Borrowers with a corporate credit rating of B3 or below and a negative outlook dropped to 152 from 179 at the start of the year, Moody’s said in a report. That’s about half the number of companies with that designation in the first quarter of 2009, during the peak of the worst financial crisis since the Great Depression, according to David Keisman, a senior vice president at Moody’s. B3 is six steps below investment grade.
Book distributor Baker & Taylor Acquisitions Corp. and retailer Sports Authority Inc. were among the 26 companies removed from the worst-rated list, analysts led by Keisman wrote in the report. The decrease came as the number of removals due to a ratings boost or outlook change reached the highest in more than two years, Moody’s said.
“Despite the concerns swirling through the markets, the backdrop for corporate credit looks stable,” Keisman wrote. “Continued slow economic growth in the U.S., combined with good corporate liquidity and stable business conditions in many industries, suggest little likelihood of rating activity significant enough to produce either a spike or sharp decline in the size of the B3 Negative and Lower List.”

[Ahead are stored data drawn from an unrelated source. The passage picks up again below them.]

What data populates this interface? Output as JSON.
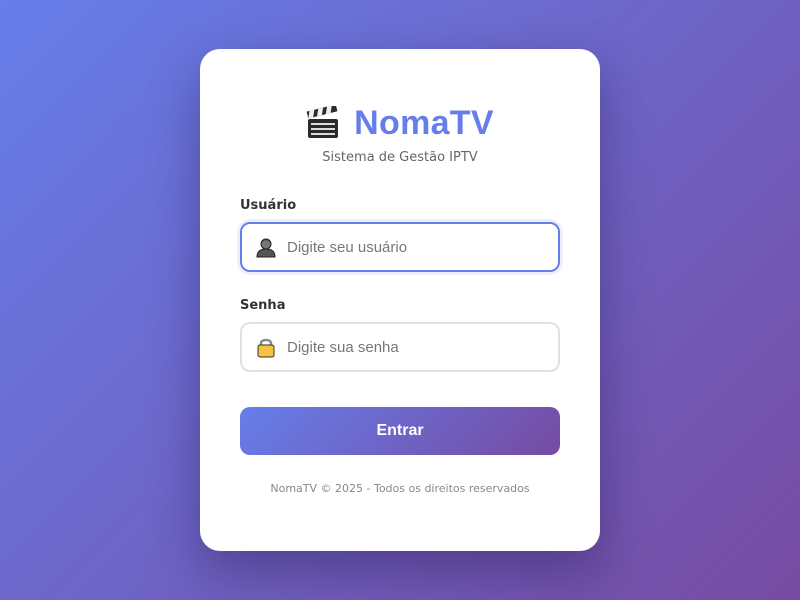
{
  "brand": {
    "name": "NomaTV",
    "subtitle": "Sistema de Gestão IPTV",
    "logo_icon": "clapper-board-icon"
  },
  "form": {
    "username": {
      "label": "Usuário",
      "placeholder": "Digite seu usuário",
      "value": "",
      "icon": "user-icon",
      "focused": true
    },
    "password": {
      "label": "Senha",
      "placeholder": "Digite sua senha",
      "value": "",
      "icon": "lock-icon"
    },
    "submit_label": "Entrar"
  },
  "footer": {
    "text": "NomaTV © 2025 - Todos os direitos reservados"
  },
  "colors": {
    "accent": "#667eea",
    "gradient_end": "#764ba2",
    "text_dark": "#333333",
    "text_muted": "#888888"
  }
}
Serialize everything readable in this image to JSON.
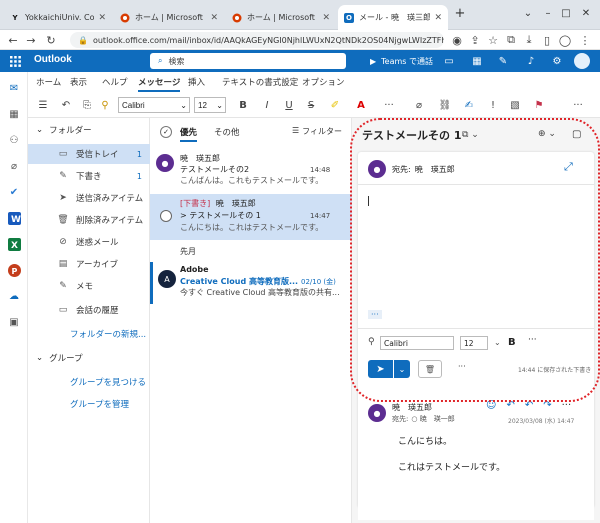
{
  "browser": {
    "tabs": [
      {
        "label": "YokkaichiUniv. Compute",
        "icon": "Y"
      },
      {
        "label": "ホーム | Microsoft 365",
        "icon": "365"
      },
      {
        "label": "ホーム | Microsoft 365",
        "icon": "365"
      },
      {
        "label": "メール - 暁　瑛三郎 - Out",
        "icon": "O"
      }
    ],
    "url": "outlook.office.com/mail/inbox/id/AAQkAGEyNGI0NjhlLWUxN2QtNDk2OS04NjgwLWIzZTFhYjdlZGJhY...",
    "new_tab": "+"
  },
  "header": {
    "brand": "Outlook",
    "search_placeholder": "検索",
    "teams_label": "Teams で通話"
  },
  "ribbon": {
    "tabs": [
      "ホーム",
      "表示",
      "ヘルプ",
      "メッセージ",
      "挿入",
      "テキストの書式設定",
      "オプション"
    ],
    "font": "Calibri",
    "size": "12",
    "more": "···"
  },
  "folders": {
    "header": "フォルダー",
    "items": [
      {
        "label": "受信トレイ",
        "count": "1"
      },
      {
        "label": "下書き",
        "count": "1"
      },
      {
        "label": "送信済みアイテム",
        "count": ""
      },
      {
        "label": "削除済みアイテム",
        "count": ""
      },
      {
        "label": "迷惑メール",
        "count": ""
      },
      {
        "label": "アーカイブ",
        "count": ""
      },
      {
        "label": "メモ",
        "count": ""
      },
      {
        "label": "会話の履歴",
        "count": ""
      }
    ],
    "new_folder": "フォルダーの新規...",
    "groups_header": "グループ",
    "find_groups": "グループを見つける",
    "manage_groups": "グループを管理"
  },
  "message_list": {
    "tab_focused": "優先",
    "tab_other": "その他",
    "filter": "フィルター",
    "month_header": "先月",
    "messages": [
      {
        "sender": "暁　瑛五郎",
        "subject": "テストメールその2",
        "preview": "こんばんは。これもテストメールです。",
        "time": "14:48",
        "draft": ""
      },
      {
        "sender": "暁　瑛五郎",
        "subject": "> テストメールその 1",
        "preview": "こんにちは。これはテストメールです。",
        "time": "14:47",
        "draft": "[下書き]"
      },
      {
        "sender": "Adobe",
        "subject": "Creative Cloud 高等教育版...",
        "preview": "今すぐ Creative Cloud 高等教育版の共有...",
        "time": "02/10 (金)",
        "draft": "",
        "avatar": "A"
      }
    ]
  },
  "compose": {
    "title": "テストメールその 1",
    "to_label": "宛先:",
    "to_value": "暁　瑛五郎",
    "ellipsis": "···",
    "font": "Calibri",
    "size": "12",
    "bold": "B",
    "more": "···",
    "saved_status": "14:44 に保存された下書き"
  },
  "reading": {
    "sender": "暁　瑛五郎",
    "to_label": "宛先:",
    "to_value": "○ 暁　瑛一郎",
    "date": "2023/03/08 (水) 14:47",
    "body_line1": "こんにちは。",
    "body_line2": "これはテストメールです。"
  },
  "colors": {
    "accent": "#0f6cbd",
    "selected": "#cfe0f5",
    "highlight": "#e0252a",
    "draft_red": "#c4314b"
  }
}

About 2 percent of corporate ratings are on review for a cut, the authors wrote.
The shrinking list is consistent with Moody’s forecast for the U.S. speculative-grade default rate to drop to 2.5 percent in June from 3.1 percent currently, the New York-based ratings company said.
Avaya Inc., the communications-gear maker whose roots go back to AT&T’s Western Electric unit, and bagel-restaurant chain Einstein Noah Restaurant Group Inc. are among companies added to the most recent list, according to the report. Those taken off include apparel retailer BCBG Max Azria Group Inc. and Gray Television Inc.
During the past three months, “positive rating actions” were the most common reason for a company’s removal from the list, Moody’s said. BCBG was taken off because its ratings were withdrawn and Gray because its probability of default was raised to B3 with a stable outlook.
Loans rated B or CCC have returned 17.97 percent this year, according to the JPMorgan Leveraged Institutional Loan Index.